6 Reasons Why Your Company Has The Wrong Core Values

Posted by Walt Brown on Jan 15, 2020 10:55:00 AM

In order for your organization to transform into a Patient Organization through utilization of the 7 Question - 7 Promise Framework, it is essential for you to identify and codify the real core values of your business. If you have already taken the steps to establish core values for your company, you are undoubtedly on the scent, we want to make sure you are on the correct path. Unfortunately, there is a strong possibility that the core values of your company have been misidentified, and if this has happened, the effects can be disastrous when it comes to solidifying the culture of your company and summarily applying those values to your organization’s hiring and firing practices.

The definition of culture = the combination of attitudes with institution to create individual level growth. The core values outline the attitudes, how we use them to hire are the institutions. They set the baseline for the absence of fear, people can only grow when fear is not present.

Unless your business is formed around accurate, meaningful core values, the hiring practices of your company may be compromised by the absence of substantive guidelines around attitude. In order to help you to elevate correct core values, and also to assist you in reworking improper values into worthwhile protocols that can aid your company, here are six reasons why your company may have the wrong core values in place.

I am looking for clients to make a promise to their employees that “this is the type of person, the type of work attitude, that people will bring to work every day.” The Attitude of Culture.


1. Your core values are really goals.

Core values should represent your organization’s targeted attitude of today, and not the achievements that you wish to attain tomorrow. It may be a goal for your company to be #1 in its industry by some measurements, but within the confines of the workplace, this identifiable goal has no clear meaning in terms of the actions undertaken by employees on a moment-to-moment basis. Guidelines for employee engagement, like guidelines that workers should bring a sense of enthusiasm to every customer interaction, are far more meaningful.


2. Your core values are obvious baselines.

It may seem reasonable to have a core value that encourages employees to be honest or trustworthy, but in all reality, would you any company ever hire a candidate with an obvious aversion to telling the truth? If your core value sets a bar so low that almost everyone can easily step over it, then it is an obvious baseline which can never be used to establish an inherent quality that differentiates your company from any other.


3. Your core values are really just marketing.

It is common for core values to take the form of pithy, clever slogans, and there isn’t necessarily anything wrong with this. However, the temptation is often to craft a statement about the organization that will sound good to potential clients and customers, to use that slogan in the company’s marketing and branding, and then to subsequently apply that catchphrase to the staff as an internal ideal. It is difficult for a core value to be one of the internal motivators for your staff it is simultaneously broadcasted to everyone outside of the organization. Effective core values are more likely to be developed when shaping the attitudes of staff members are foremost in mind, as opposed to influencing the opinions of customers.


4. Your core values are just skills or raw intellect. 

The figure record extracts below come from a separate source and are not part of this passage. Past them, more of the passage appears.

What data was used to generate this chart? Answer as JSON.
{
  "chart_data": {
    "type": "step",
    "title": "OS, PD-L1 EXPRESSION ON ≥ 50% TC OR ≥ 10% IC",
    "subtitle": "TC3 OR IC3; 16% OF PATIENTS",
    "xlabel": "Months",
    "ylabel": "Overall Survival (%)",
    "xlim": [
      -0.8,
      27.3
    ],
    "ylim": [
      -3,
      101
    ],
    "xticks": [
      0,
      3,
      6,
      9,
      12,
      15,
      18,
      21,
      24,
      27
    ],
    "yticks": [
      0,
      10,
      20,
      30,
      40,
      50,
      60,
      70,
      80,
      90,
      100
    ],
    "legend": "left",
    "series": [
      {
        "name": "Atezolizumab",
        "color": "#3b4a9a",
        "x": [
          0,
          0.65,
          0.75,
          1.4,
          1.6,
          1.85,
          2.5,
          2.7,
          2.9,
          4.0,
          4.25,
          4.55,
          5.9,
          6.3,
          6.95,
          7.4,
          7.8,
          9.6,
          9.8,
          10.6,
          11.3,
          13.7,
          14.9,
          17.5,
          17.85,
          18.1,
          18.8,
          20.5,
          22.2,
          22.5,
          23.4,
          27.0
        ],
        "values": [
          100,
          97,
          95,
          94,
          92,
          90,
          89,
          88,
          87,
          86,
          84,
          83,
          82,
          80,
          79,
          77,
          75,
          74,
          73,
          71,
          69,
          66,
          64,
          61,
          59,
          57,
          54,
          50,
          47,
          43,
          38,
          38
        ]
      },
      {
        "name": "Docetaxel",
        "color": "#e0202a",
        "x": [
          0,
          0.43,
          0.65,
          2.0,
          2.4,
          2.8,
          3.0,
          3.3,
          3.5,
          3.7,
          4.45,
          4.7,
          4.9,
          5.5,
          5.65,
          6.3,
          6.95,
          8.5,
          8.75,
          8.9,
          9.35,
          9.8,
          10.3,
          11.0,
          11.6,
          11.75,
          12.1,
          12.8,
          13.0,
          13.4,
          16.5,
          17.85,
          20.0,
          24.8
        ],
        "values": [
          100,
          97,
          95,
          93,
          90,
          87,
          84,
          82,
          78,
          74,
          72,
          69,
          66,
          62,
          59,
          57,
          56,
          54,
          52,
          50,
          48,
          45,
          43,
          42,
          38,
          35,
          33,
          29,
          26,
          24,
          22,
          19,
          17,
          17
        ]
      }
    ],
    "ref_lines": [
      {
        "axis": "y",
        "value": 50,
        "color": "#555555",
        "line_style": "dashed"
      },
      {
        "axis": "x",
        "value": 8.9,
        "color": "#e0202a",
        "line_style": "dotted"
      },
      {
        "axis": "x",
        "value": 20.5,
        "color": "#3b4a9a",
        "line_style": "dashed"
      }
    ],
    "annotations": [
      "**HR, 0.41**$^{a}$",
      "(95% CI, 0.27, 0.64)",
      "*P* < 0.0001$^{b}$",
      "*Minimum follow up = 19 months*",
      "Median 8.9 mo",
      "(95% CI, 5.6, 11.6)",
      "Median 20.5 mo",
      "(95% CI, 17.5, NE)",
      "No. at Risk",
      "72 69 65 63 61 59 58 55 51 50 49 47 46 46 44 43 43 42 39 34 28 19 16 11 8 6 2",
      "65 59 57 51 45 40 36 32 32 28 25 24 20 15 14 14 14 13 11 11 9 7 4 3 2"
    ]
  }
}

No matter how highly your company may prize intelligence as a trait which all employees should have, the possession of intelligence says absolutely nothing about how well an employee will interact with other members of the staff, or with customers. In the absence of a core value intended to mitigate harshness, like “warm personal engagement,” the otherwise intelligent employee might do more harm than good inside of an organization in which his intellect was accompanied by arrogance or a lack of compassion. Therefore, a core value should ensure beneficial behaviors from employees in spite of their natural skills or attributes; core values should not consist of skills or attributes over which employees have little control.


5. Your core values are industry specific.

If someone can determine the industry your company is involved in simply by reading its core values, then your core values are wrong. A core value is meant to echo the special qualities of an organization back to the staff; it is not meant to be an empty statement with no connection to the true nature of the operation. If your core values mention “using careful consideration before taking measured action,” your company will attract people that identify with this approach, and your organization will benefit from the presence of people that mesh with this line of thinking.


6. Your core values are accidental.

The owner tends to be the ultimate leader of an organization, and the core values of each organization are typically a natural outgrowth of the business principles and methodologies that the owner holds dear. As such, these principles are such an inherent part of who the owner is as a business person that they are often easily articulated as values. However, there are other potential value candidates that manifest themselves as a result of the everyday course of doing business. Not only are these unintentional traits of the organization not to be confused with values, but they are often negative. In order to be a true core value, the value must be intentional and not accidental.